About 90% of Korean exports to China are intermediate goods used to produce finished goods.

However, as Chinese companies have developed their technologies in recent years, their demand for Korean-made intermediate goods is declining. Meanwhile, Korea’s dependence on Chinese raw materials is increasing. Korea depends on imports from China for almost 90% of its battery materials.

Four consecutive months of trade deficit indicates that Korea needs to check its export system and industrial structure.

The country cannot find a solution by simply waiting for international oil and commodity prices to fall.

Companies should do their utmost to diversify their export markets while ensuring stable supply networks. The government must support them in every way possible.

Above all, he should find ways to turn trade with China black and reduce the country’s overreliance on Chinese raw materials, among others.

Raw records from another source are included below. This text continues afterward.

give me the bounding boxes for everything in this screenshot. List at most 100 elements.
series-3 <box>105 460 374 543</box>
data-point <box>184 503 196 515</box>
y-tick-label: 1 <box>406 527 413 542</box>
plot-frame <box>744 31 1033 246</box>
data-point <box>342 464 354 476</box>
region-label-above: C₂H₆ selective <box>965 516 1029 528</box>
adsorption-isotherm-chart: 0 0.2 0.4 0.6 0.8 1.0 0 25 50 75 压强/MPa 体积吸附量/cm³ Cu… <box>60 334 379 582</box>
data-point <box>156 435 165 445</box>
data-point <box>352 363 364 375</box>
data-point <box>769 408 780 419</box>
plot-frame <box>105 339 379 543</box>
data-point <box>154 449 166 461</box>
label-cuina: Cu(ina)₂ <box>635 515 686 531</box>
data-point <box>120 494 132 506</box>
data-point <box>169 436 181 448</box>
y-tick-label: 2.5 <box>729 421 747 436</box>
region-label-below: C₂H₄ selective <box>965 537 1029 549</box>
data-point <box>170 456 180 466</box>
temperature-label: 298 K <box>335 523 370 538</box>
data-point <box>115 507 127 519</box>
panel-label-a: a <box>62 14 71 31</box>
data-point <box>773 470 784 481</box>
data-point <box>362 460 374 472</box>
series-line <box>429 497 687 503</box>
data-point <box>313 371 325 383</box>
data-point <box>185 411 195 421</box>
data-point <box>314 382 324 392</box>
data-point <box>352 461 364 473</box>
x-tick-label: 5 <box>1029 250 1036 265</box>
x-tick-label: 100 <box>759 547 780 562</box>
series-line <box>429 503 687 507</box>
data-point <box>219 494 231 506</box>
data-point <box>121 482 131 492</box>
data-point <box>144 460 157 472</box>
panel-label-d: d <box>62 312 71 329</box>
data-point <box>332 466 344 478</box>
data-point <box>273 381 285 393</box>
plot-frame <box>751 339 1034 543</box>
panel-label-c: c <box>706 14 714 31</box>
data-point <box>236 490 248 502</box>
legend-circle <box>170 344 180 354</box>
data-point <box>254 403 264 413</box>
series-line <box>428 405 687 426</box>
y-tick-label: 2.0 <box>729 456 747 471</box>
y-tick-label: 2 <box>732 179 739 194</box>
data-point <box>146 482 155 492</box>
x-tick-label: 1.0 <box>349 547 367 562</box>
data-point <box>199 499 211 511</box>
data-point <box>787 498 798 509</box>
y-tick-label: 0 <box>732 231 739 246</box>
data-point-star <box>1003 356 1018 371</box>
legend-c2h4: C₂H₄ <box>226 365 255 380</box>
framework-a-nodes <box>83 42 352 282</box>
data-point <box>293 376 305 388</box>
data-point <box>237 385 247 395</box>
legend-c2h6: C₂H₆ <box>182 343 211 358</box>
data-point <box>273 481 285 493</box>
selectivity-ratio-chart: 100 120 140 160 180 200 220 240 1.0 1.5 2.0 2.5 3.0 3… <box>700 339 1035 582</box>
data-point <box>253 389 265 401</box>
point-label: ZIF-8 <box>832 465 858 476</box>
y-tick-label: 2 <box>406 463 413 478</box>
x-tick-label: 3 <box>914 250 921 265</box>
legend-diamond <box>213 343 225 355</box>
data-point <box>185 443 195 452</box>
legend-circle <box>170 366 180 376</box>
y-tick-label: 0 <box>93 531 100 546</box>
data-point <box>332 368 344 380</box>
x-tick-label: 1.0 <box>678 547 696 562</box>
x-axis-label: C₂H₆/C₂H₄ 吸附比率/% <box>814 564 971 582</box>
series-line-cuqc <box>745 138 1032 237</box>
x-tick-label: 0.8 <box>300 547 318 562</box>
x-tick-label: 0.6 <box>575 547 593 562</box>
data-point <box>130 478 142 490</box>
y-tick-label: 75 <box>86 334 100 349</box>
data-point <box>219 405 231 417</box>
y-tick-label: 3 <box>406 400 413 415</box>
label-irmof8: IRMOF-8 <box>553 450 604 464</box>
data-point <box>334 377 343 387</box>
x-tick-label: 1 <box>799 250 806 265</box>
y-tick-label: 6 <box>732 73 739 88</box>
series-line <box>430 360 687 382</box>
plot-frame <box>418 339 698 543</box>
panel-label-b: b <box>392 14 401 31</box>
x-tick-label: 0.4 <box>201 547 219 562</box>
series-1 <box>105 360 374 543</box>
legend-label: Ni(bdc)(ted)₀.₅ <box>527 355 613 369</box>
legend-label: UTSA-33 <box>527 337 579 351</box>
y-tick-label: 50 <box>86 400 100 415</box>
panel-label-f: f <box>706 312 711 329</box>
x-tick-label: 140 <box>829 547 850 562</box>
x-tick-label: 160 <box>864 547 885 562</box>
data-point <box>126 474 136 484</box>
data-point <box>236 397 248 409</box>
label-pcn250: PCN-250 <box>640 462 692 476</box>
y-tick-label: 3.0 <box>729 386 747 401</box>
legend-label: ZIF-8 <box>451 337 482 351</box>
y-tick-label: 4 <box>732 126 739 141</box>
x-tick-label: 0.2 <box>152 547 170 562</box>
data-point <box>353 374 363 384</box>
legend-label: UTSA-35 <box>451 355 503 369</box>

The government must discover and support promising export areas – such as the defense industry and nuclear reactors – with the aim of opening up new markets.

The government plans to announce a package of export measures this month. They should contain measures that can be of substantial assistance to exporting companies, such as the expansion of export financing, support for market development and supply networks.

The international economy is being realigned with ideology and security amid growing tensions between the United States and China and between the United States and Russia. As an export-based economy, South Korea will inevitably see its room for maneuver shrink. Along with taking export measures, it is time to develop new export strategies to survive in a changing business environment.